As I say, it might be the case that these politicians don’t quite know what they’re doing, but the constant reference to geography is very telling. To denote Miliband as being from north London is not unlike labeling someone an east coast or Upper West Side intellectual in the United States. Hampstead is, as Michael Idov once characterized it, “the citadel of the moneyed liberal intelligentsia.” That part of north London is home to an alternative, left-wing and socially liberal ideology or way of life, such that if the Guardian were to design a London borough, it might look something like Hampstead.
But, as Idov also says, Hampstead was and is an “environment of cosmopolitan cool” where otherness is the norm. The neighborhood became popular with Jewish scholars and intellectuals toward the end of the 19th century, while the period between World War I and II saw it become home to many Jewish refugees from Europe, to writers and artists, and to people like Sigmund Freud. When Miliband is pilloried as a “north London Marxist intellectual,” the accuser is not only making a political statement – it is a slur disguised as a slight, a way of highlighting difference without having to be so crude as to use the J word.
There are some who can’t leave Miliband’s otherness alone. The Daily Mail — Britain’s premier source of Miliband hatred for those who like their politics with a whiff of fascism about it – previously published “The Man Who Hated Britain.” It protrayed Miliband’s father. Ralph Miliband, a Jewish refugee of the Holocaust, as an ungrateful arriviste and a rootless cosmopolitan. Reading the Mail, one would get the impression that Ralph Milliband was a disloyal and discontented outsider with radical politics, operating as a fifth columnist seeking to upend his adoptive country from the inside, and not the well respected academic Marxist that he was.
Ed Miliband knows his otherness is a liability. In the wake of the bacon sandwich affair, he has attempted to turn his inability to eat a piece of meat between two slices of bread into an electoral asset. “I am not from central casting. You can find people who are more square-jawed, more chiseled,” he said. “You could probably even find people who look better eating a bacon sandwich.” Deploying this line as often as possible since the affair, including in recent debates, his strategy evidently is to mention bacon enough times for people will forget that he’s a “north London intellectual.”

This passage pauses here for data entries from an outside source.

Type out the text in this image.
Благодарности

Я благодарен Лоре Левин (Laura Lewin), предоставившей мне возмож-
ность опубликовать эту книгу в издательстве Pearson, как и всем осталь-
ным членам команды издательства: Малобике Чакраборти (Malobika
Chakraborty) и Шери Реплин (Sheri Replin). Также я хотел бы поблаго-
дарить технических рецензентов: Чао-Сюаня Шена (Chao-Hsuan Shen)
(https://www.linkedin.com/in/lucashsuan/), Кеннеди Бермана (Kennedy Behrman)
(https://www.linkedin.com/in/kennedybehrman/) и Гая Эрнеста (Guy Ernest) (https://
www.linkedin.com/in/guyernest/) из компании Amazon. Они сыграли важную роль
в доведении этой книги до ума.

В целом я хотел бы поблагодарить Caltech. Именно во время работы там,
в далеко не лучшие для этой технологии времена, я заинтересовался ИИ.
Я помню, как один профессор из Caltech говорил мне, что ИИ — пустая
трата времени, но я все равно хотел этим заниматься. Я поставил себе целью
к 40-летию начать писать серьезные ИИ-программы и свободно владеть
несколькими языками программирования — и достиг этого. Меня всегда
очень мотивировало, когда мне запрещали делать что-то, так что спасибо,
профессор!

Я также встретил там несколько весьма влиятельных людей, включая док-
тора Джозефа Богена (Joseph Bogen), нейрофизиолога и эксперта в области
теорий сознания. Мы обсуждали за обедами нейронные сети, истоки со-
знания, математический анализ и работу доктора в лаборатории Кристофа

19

One mustn’t exaggerate the problem; British society is largely free of the anti-Semitic virus. But the way the right wing in particular talks about Ed Miliband does come back to an old British malady: our problem with otherness. We have a problem with living next door to immigrants, or sitting on a train and hearing people speak a language other than English. We have a problem with foreign nationals who receive treatment for free from the National Health Service. And, we have a problem with the idea of a prime minister who doesn’t know how to eat his bacon sandwiches.
Liam Hoare is a frequent contributor to the Forward.